Может быть, это были ее лучшие годы, когда все в ее доме были чем-то заняты и счастливы.
Одним ноябрьским утром – в спокойное для «Вестментс» время – Лиза утюжила одежду на стойках. Веста оформляла витрину. Ее манекен был одет в камуфляжные брюки с низкой посадкой, кашемировый свитер, который заканчивался около пупка, и массивные ботинки.
– Это безумие, – сказала Лиза.
– Это современный стиль, – сказала ей Веста.
– Женщины действительно хотят ходить с открытыми холодному ветру животами?
– Лиза, моя целевая клиентура не ходит в походы через Арктику.
– Ну, в этом магазине они тоже не одеваются, – возразила Лиза.
Веста была на десять лет моложе Лизы и встречалась с постоянно сменяющими друг друга почти идеальными мужчинами. Когда Лиза только начинала работать в «Вестментс», она была впечатлена уверенностью этой молодой женщины. Теперь, спустя два года, Лиза сама ощущала в себе уверенность.
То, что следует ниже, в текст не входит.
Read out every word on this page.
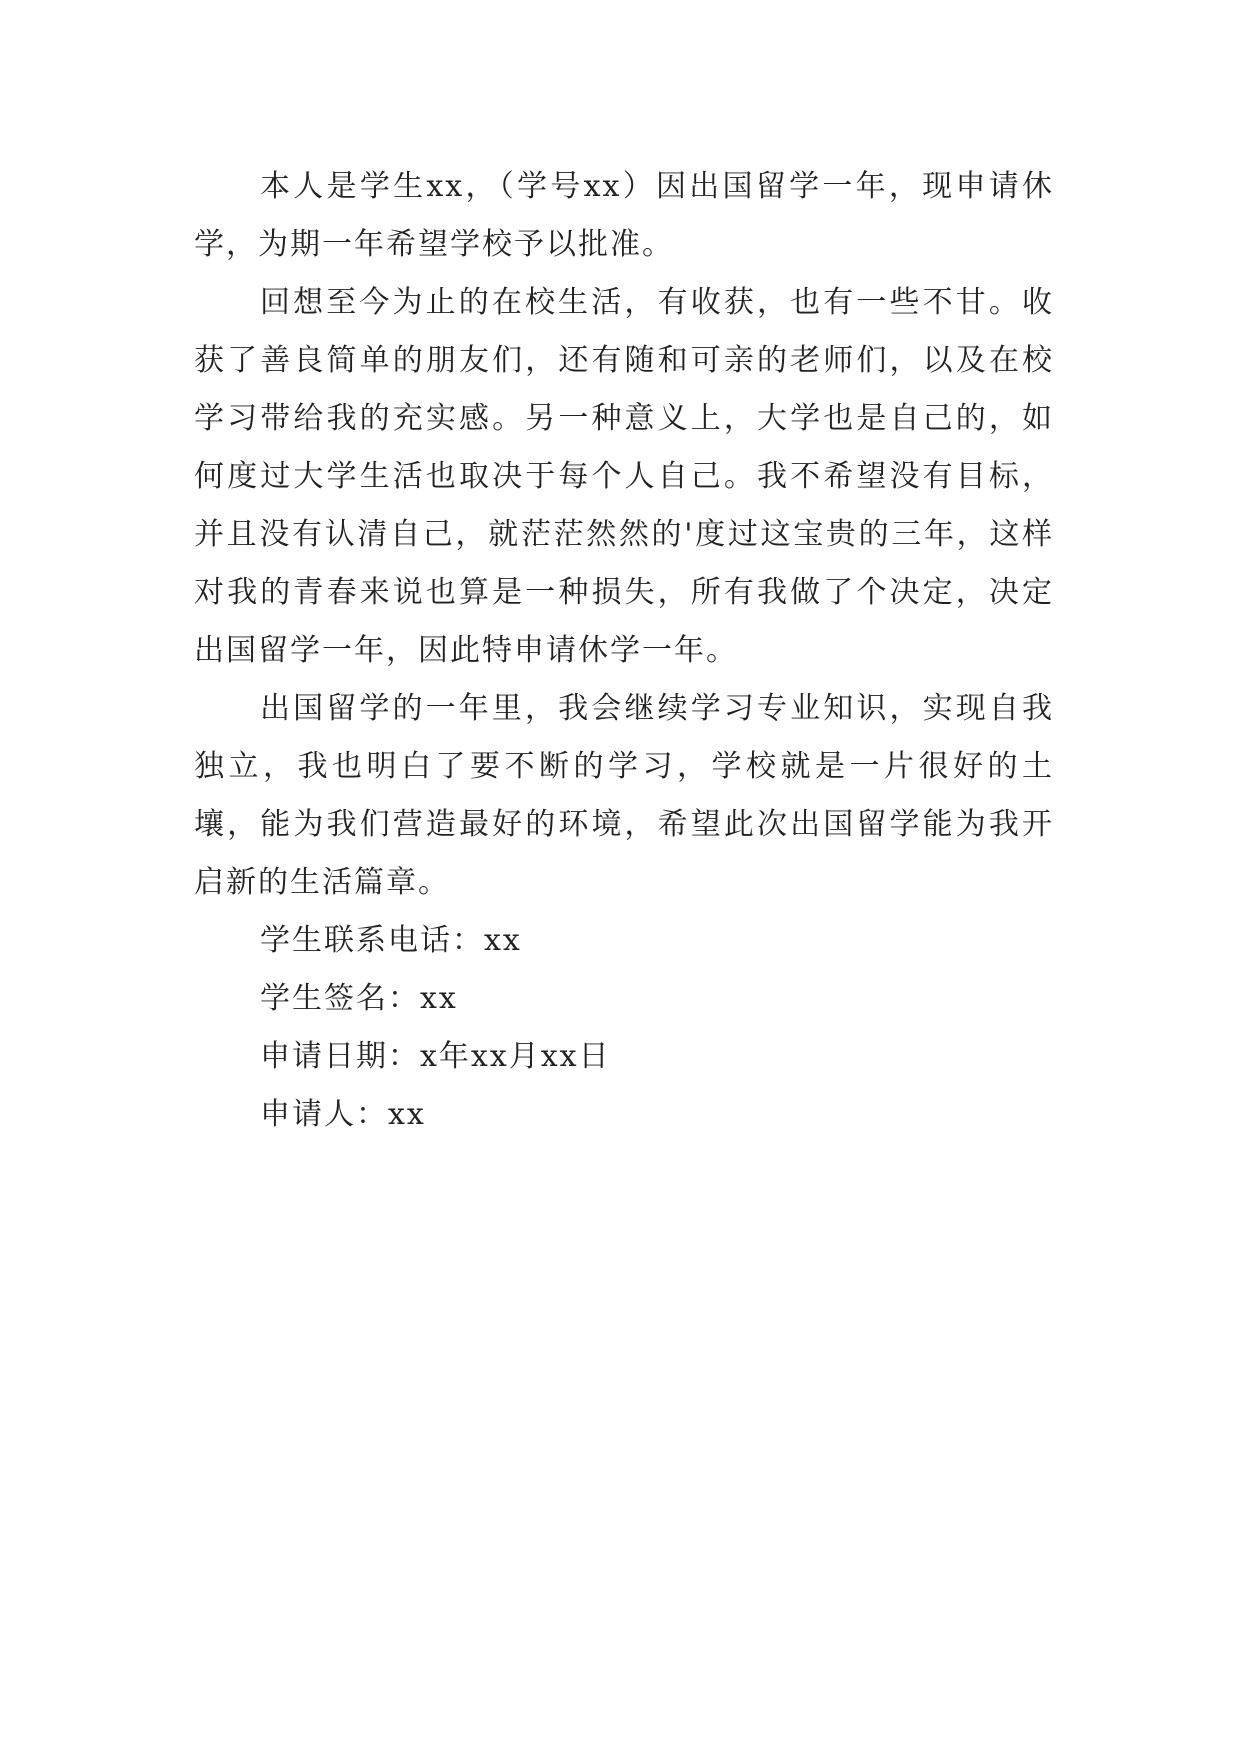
本人是学生xx，（学号xx）因出国留学一年，现申请休学，为期一年希望学校予以批准。

回想至今为止的在校生活，有收获，也有一些不甘。收获了善良简单的朋友们，还有随和可亲的老师们，以及在校学习带给我的充实感。另一种意义上，大学也是自己的，如何度过大学生活也取决于每个人自己。我不希望没有目标，并且没有认清自己，就茫茫然然的'度过这宝贵的三年，这样对我的青春来说也算是一种损失，所有我做了个决定，决定出国留学一年，因此特申请休学一年。

出国留学的一年里，我会继续学习专业知识，实现自我独立，我也明白了要不断的学习，学校就是一片很好的土壤，能为我们营造最好的环境，希望此次出国留学能为我开启新的生活篇章。

学生联系电话：xx

学生签名：xx

申请日期：x年xx月xx日

申请人：xx
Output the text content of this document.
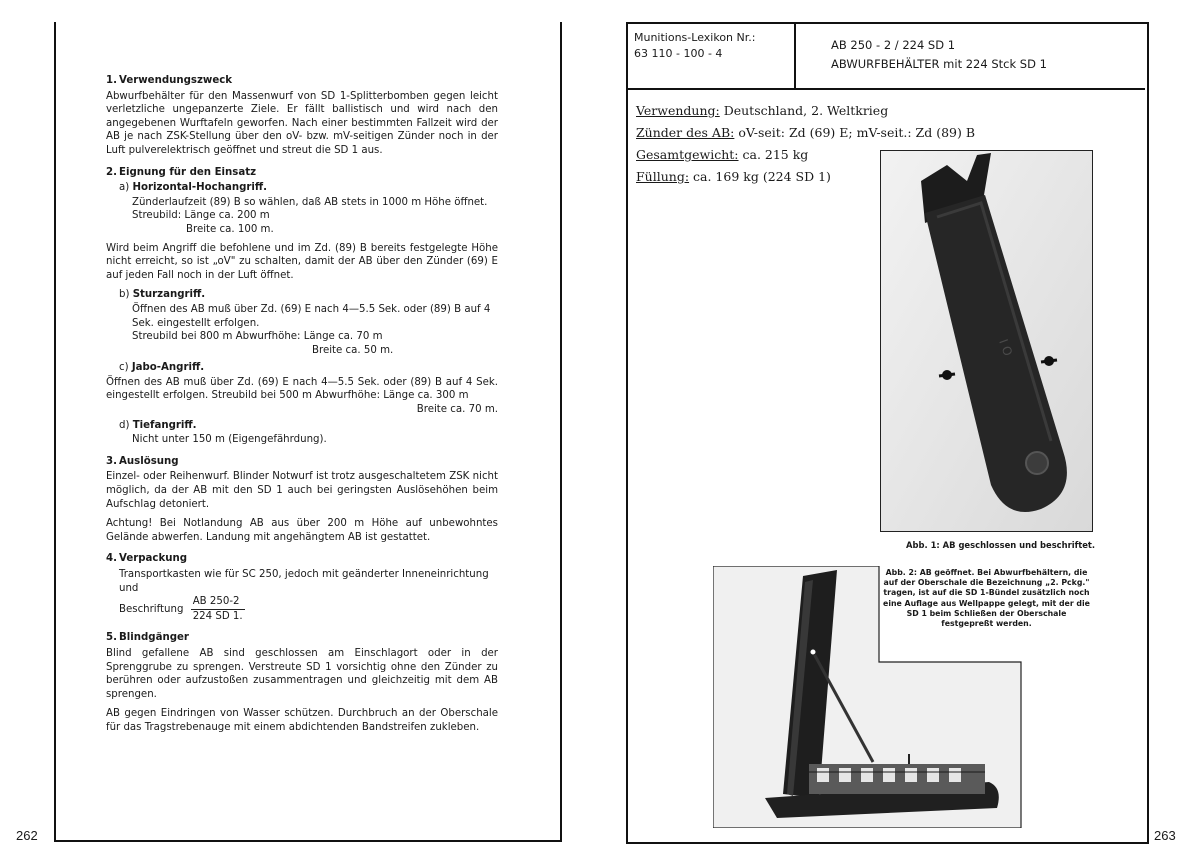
262	263
1. Verwendungszweck
Abwurfbehälter für den Massenwurf von SD 1-Splitterbomben gegen leicht verletzliche ungepanzerte Ziele. Er fällt ballistisch und wird nach den angegebenen Wurftafeln geworfen. Nach einer bestimmten Fallzeit wird der AB je nach ZSK-Stellung über den oV- bzw. mV-seitigen Zünder noch in der Luft pulverelektrisch geöffnet und streut die SD 1 aus.
2. Eignung für den Einsatz
a) Horizontal-Hochangriff.
Zünderlaufzeit (89) B so wählen, daß AB stets in 1000 m Höhe öffnet.
Streubild: Länge ca. 200 m
Breite ca. 100 m.
Wird beim Angriff die befohlene und im Zd. (89) B bereits festgelegte Höhe nicht erreicht, so ist „oV" zu schalten, damit der AB über den Zünder (69) E auf jeden Fall noch in der Luft öffnet.
b) Sturzangriff.
Öffnen des AB muß über Zd. (69) E nach 4—5.5 Sek. oder (89) B auf 4 Sek. eingestellt erfolgen.
Streubild bei 800 m Abwurfhöhe: Länge ca. 70 m
Breite ca. 50 m.
c) Jabo-Angriff.
Öffnen des AB muß über Zd. (69) E nach 4—5.5 Sek. oder (89) B auf 4 Sek. eingestellt erfolgen. Streubild bei 500 m Abwurfhöhe: Länge ca. 300 m
Breite ca. 70 m.
d) Tiefangriff.
Nicht unter 150 m (Eigengefährdung).
3. Auslösung
Einzel- oder Reihenwurf. Blinder Notwurf ist trotz ausgeschaltetem ZSK nicht möglich, da der AB mit den SD 1 auch bei geringsten Auslösehöhen beim Aufschlag detoniert.
Achtung! Bei Notlandung AB aus über 200 m Höhe auf unbewohntes Gelände abwerfen. Landung mit angehängtem AB ist gestattet.
4. Verpackung
Transportkasten wie für SC 250, jedoch mit geänderter Inneneinrichtung und
Beschriftung $\frac{AB 250-2}{224 SD 1.}$
5. Blindgänger
Blind gefallene AB sind geschlossen am Einschlagort oder in der Sprenggrube zu sprengen. Verstreute SD 1 vorsichtig ohne den Zünder zu berühren oder aufzustoßen zusammentragen und gleichzeitig mit dem AB sprengen.
AB gegen Eindringen von Wasser schützen. Durchbruch an der Oberschale für das Tragstrebenauge mit einem abdichtenden Bandstreifen zukleben.
Munitions-Lexikon Nr.:
63 110 - 100 - 4
AB 250 - 2 / 224 SD 1
ABWURFBEHÄLTER mit 224 Stck SD 1
Verwendung: Deutschland, 2. Weltkrieg
Zünder des AB: oV-seit: Zd (69) E; mV-seit.: Zd (89) B
Gesamtgewicht: ca. 215 kg
Füllung: ca. 169 kg (224 SD 1)
I O
Abb. 1: AB geschlossen und beschriftet.
Abb. 2: AB geöffnet. Bei Abwurfbehältern, die auf der Oberschale die Bezeichnung „2. Pckg." tragen, ist auf die SD 1-Bündel zusätzlich noch eine Auflage aus Wellpappe gelegt, mit der die SD 1 beim Schließen der Oberschale festgepreßt werden.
– Послушай меня, – сказала она прямо в строго выпрямленную спину Весты. – Я провела исследование. Я знаю людей с острова и знаю, что они носят. Я знаю, какие вечеринки они устроят в каникулы. Женщины хотят быть сексуальными и прекрасными, но не… развратными. Такими хотят быть некоторые «летние женщины», женщины, приезжающие сюда летом, но зима – совершенно другое дело.
– Моя одежда не развратная. – Веста отвернулась от витрины и посмотрела на Лизу.
– Послушай. – Лиза зашла за прилавок, взяла большую сумку и вытащила один из своих блокнотов. – Я думаю, тебе стоило бы продавать вот эти вещи.